Het zijn er ondertussen twee geworden, die appelbomen. Twee appelbomen en de jongste kreunt onder haar vruchten. Veel te vlug groot geworden. Veel te vlug vruchtbaar. De stam kraakt en moet ondersteund worden. Het lijkt een illustratie van onze samenleving. We moeten zo vlug groot worden.
Maar niet het meisje. Het meisje heeft haar toekomst geruild met een eeuwige jeugd. Het meisje van de appelboom. Het meisje overleed twee jaar geleden. Een toekomst die niet ingevuld werd. Je vraagt je af hoe haar toekomst er zou uitgezien hebben. Hoe zou het eerste middelbaar verlopen zijn? En zou ze nog paard gereden hebben? Als de toekomst zich niet laat zien, dan proberen we ze te bedenken. We weten nochtans dat het zinloos is. Plannen maken, toekomst voorspellen, het is een nutteloze bezigheid, eigen aan de mens. Het is een hobby waaraan hij verslaafd is. De mens, het enige zoogdier dat weet dat morgen bestaat. Een koe heeft geen kalender.

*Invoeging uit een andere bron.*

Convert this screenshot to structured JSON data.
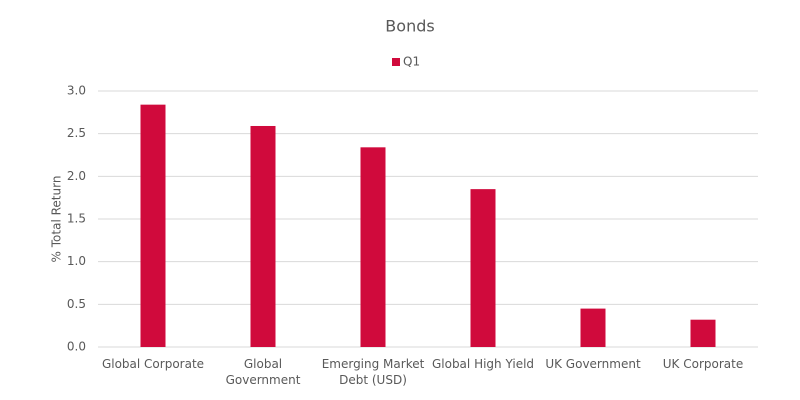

Waar is de toekomst van het meisje? Ik kijk naar haar afbeelding en kijk weer eens in de verkeerde richting. Vinden is niet mijn sterkste kant. Zoeken kan ik dan weer als de beste. En toch, ik vind de woorden en schrijf ze neer. Eindelijk. Haar toekomst zit niet verborgen achter het prentje. Haar toekomst zit in mij en in al wie aan haar denkt. Sommigen spreken door haar. Anderen houden even halt. De tijd, die anders geruisloos voorbij trekt, wordt nu zorgvuldig bekeken zoals we onszelf bekijken. We kijken naar de tijd en daar is ze. In de spiegel van onze gedachten verschijnt het meisje van de appelboom.
Letters worden woorden worden zinnen worden een verhaal. Door haar. Haar energie heeft haar lichaam verlaten maar heeft zich verspreid onder ons allemaal. We zijn allemaal een beetje het meisje van de appelboom geworden. We zijn allemaal een beetje haar toekomst.